Page 28 - Matti Kalkamo / RAW
P. 28

  THE GARBAGEMAN, 1986
Public works
At the intersection of social consciousness, visual efficiency, popularity and often also witty insight lies a good old means of communication called poster. Kalkamo has recently started implementing wall-hanging works recycling old themes into new ones in traditional poster size together with a graphic designer. Impactful wall pictures based on visual or verbal humour may also bring new associations to things and pictures we used to think of as familiar and previously seen, which amuses us and later gives us pause for thought. The Finnish word for poster, juliste, is linked to declarations, publicity and even impertinence. In that sense, too, they are a Kalkamo-style way of creating art. An essential characteristic of Kalkamo’s art is its initial approachability; it immediately sticks in our face what genre is being utilized. You can instantly see something in the works at least about “what it represents”, “where it was taken” or “what it refers to”.

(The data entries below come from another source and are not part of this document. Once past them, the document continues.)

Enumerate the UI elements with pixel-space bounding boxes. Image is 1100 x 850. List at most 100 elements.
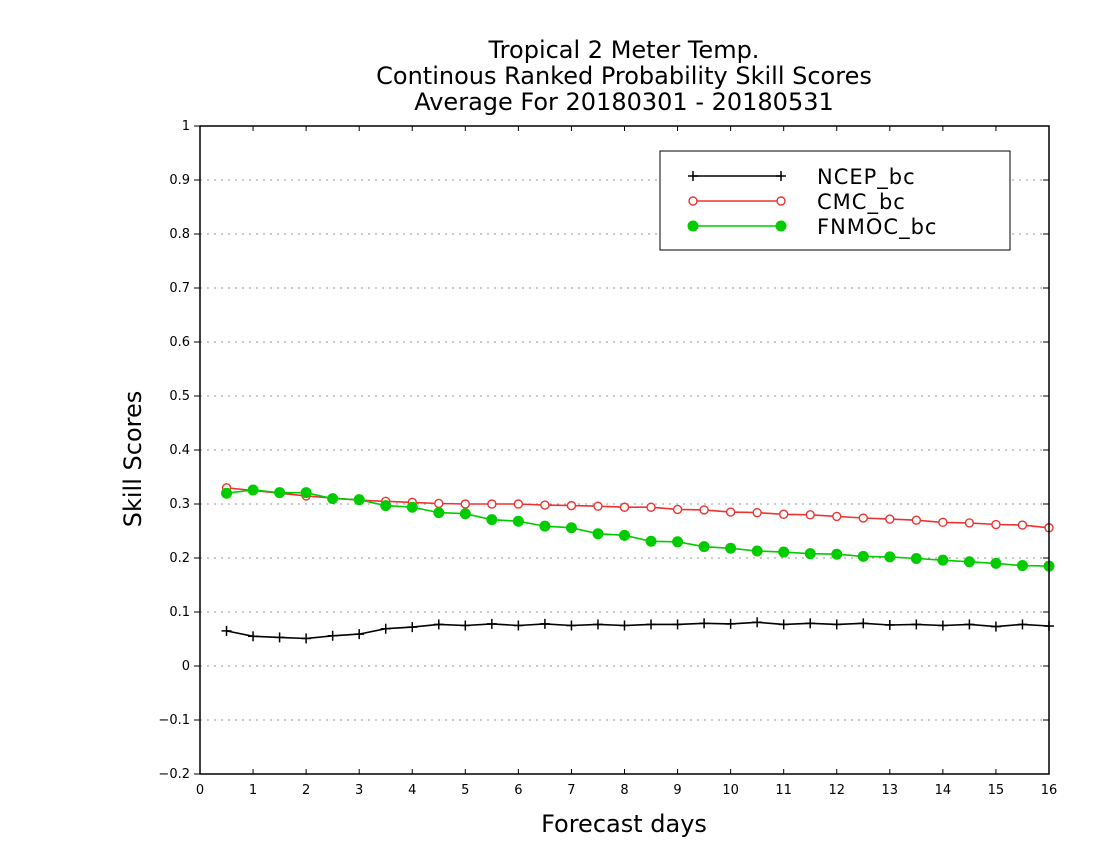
- ncep-point: [1017, 619, 1028, 630]
- ncep-point: [776, 171, 786, 181]
- fnmoc-point: [751, 545, 763, 557]
- x-tick-label: 1: [249, 783, 257, 798]
- fnmoc-point: [672, 536, 684, 548]
- ncep-point: [884, 619, 895, 630]
- ncep-point: [566, 620, 577, 631]
- legend-label: FNMOC_bc: [817, 215, 937, 240]
- fnmoc-point: [486, 514, 498, 526]
- y-tick-label: 0.2: [169, 551, 190, 566]
- x-tick-label: 13: [882, 783, 899, 798]
- ncep-point: [964, 619, 975, 630]
- x-tick-label: 8: [620, 783, 628, 798]
- fnmoc-point: [831, 548, 843, 560]
- cmc-point: [938, 517, 948, 528]
- cmc-point: [832, 511, 842, 522]
- x-tick-label: 4: [408, 783, 416, 798]
- cmc-point: [460, 499, 471, 509]
- y-tick-label: 0.4: [169, 443, 190, 458]
- cmc-point: [593, 501, 603, 511]
- x-tick-label: 16: [1041, 783, 1058, 798]
- x-tick-label: 7: [567, 783, 575, 798]
- ncep-point: [672, 619, 683, 630]
- x-tick-label: 6: [514, 783, 522, 798]
- fnmoc-point: [512, 515, 524, 527]
- fnmoc-point: [300, 487, 312, 499]
- y-tick-label: 0.9: [169, 173, 190, 188]
- cmc-point: [513, 499, 524, 509]
- ncep-point: [354, 629, 365, 640]
- cmc-point: [487, 499, 497, 509]
- fnmoc-point: [565, 522, 577, 534]
- ncep-point: [752, 617, 763, 628]
- ncep-point: [380, 623, 391, 634]
- ncep-point: [778, 619, 789, 630]
- ncep-point: [460, 620, 471, 631]
- ncep-point: [407, 622, 418, 633]
- x-tick-label: 14: [935, 783, 952, 798]
- cmc-point: [619, 502, 630, 512]
- series-fnmoc-bc: [221, 484, 1055, 572]
- y-tick-label: 1: [182, 119, 190, 134]
- fnmoc-point: [247, 484, 259, 496]
- series-line-fnmoc-bc: [226, 489, 1050, 567]
- ncep-point: [221, 625, 232, 636]
- cmc-point: [858, 513, 868, 523]
- x-tick-label: 15: [988, 783, 1005, 798]
- cmc-point: [540, 500, 550, 510]
- ncep-point: [805, 618, 816, 629]
- fnmoc-point: [539, 520, 551, 532]
- fnmoc-point: [459, 508, 471, 520]
- x-tick-label: 12: [828, 783, 845, 798]
- series-cmc-bc: [221, 483, 1054, 533]
- fnmoc-point: [380, 500, 392, 512]
- ncep-point: [486, 618, 497, 629]
- y-tick-label: −0.1: [158, 713, 190, 728]
- series-line-cmc-bc: [226, 487, 1050, 529]
- x-tick-label: 2: [302, 783, 310, 798]
- y-tick-label: 0.1: [169, 605, 190, 620]
- x-tick-label: 3: [355, 783, 363, 798]
- ncep-point: [539, 618, 550, 629]
- cmc-point: [991, 519, 1001, 530]
- cmc-point: [885, 514, 895, 524]
- legend-item-fnmoc-bc: FNMOC_bc: [687, 215, 937, 240]
- x-tick-label: 11: [775, 783, 792, 798]
- fnmoc-point: [778, 546, 790, 558]
- ncep-point: [301, 633, 312, 644]
- ncep-point: [619, 620, 630, 631]
- series-line-ncep-bc: [226, 621, 1050, 640]
- y-tick-label: 0.5: [169, 389, 190, 404]
- fnmoc-point: [327, 493, 339, 505]
- fnmoc-point: [1016, 560, 1028, 572]
- fnmoc-point: [592, 528, 604, 540]
- ncep-point: [858, 618, 869, 629]
- legend-label: NCEP_bc: [817, 165, 916, 190]
- cmc-point: [566, 500, 577, 511]
- ncep-point: [911, 619, 922, 630]
- cmc-point: [911, 515, 922, 525]
- legend-label: CMC_bc: [817, 190, 906, 215]
- y-tick-label: 0: [182, 659, 190, 674]
- ncep-point: [699, 618, 710, 629]
- ncep-point: [513, 620, 524, 631]
- cmc-point: [672, 504, 683, 515]
- cmc-point: [434, 498, 444, 509]
- gridlines: [200, 179, 1049, 721]
- y-tick-label: 0.7: [169, 281, 190, 296]
- y-axis-label: Skill Scores: [119, 391, 147, 528]
- fnmoc-point: [857, 550, 869, 562]
- cmc-point: [725, 507, 736, 517]
- series-ncep-bc: [221, 617, 1054, 644]
- fnmoc-point: [353, 494, 365, 506]
- ncep-point: [725, 618, 736, 629]
- fnmoc-point: [937, 554, 949, 566]
- cmc-point: [964, 518, 975, 528]
- chart-title: Tropical 2 Meter Temp. Continous Ranked …: [376, 36, 872, 116]
- x-tick-label: 0: [196, 783, 204, 798]
- x-tick-label: 5: [461, 783, 469, 798]
- ncep-point: [990, 621, 1001, 632]
- y-tick-label: 0.8: [169, 227, 190, 242]
- cmc-point: [778, 509, 789, 519]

Such communicativeness can even be exceptional within the current sphere of visual art, where it sometimes feels like only that which requires explanation is deep, and the deepest of all is that which cannot be unravelled into separable meanings – the unexplainable. Obviously not all of Kalkamo’s thoughts behind his works can be understood by the viewer, but hearing or reading them could hasten the understanding. Yet even without this information a Kalkamo-style work can act as a process that deepens thought and creates new layers; after all, the association structures linked to it by the artist always exist and are visible in it.
We also need to keep in mind that of all the genres of visual art, sculpture has probably been most closely operating within the field of maximum publicity; for a long time, sculpture has been the most public form of art. Sculptures are big and have usually stood in the most crowded places, where they can be seen as far as possible. At the end of the day, statuettes have been mere side paths in the broad history of Western sculpture.
Therefore, it is no wonder that Kalkamo, who identifies with the genre of sculpture, has also created many works of public art. In public art, approachability and likeability are not bad things, but it is even better if there is also an idea behind it, even some sort of discernible message.
One might think it a bit strange that Kalkamo created a large work for the new Hämeenlinna police headquarters, Miekkalinna. The colourful birds of Tres Colores are scattered everywhere inside the building’s lobby and all the way outside, cheerful, on display, lingering to be watched. They are also all different from one another, each a unique personality, and they do not easily fit species categorization. Free-flying birds do not recognize boundaries – except when they are caged. The likeability in the work hides many ulterior motives.
Jumppahuiti, the character spinning around in an energetically funny way in the sculpture outside the sports-oriented Sampo comprehensive school in Tampere has received an uninvited guest: a little skulker with a ladder has pushed his way onto a public sculpture to admire the view. This is a work of art within a work of art.
The various foods cast in bronze with their weird combinations at the Takahuhti school are certainly jocular, perhaps even quite silly, but at some point, surely also thought-provoking: what can man eat, what may man eat, what should man eat?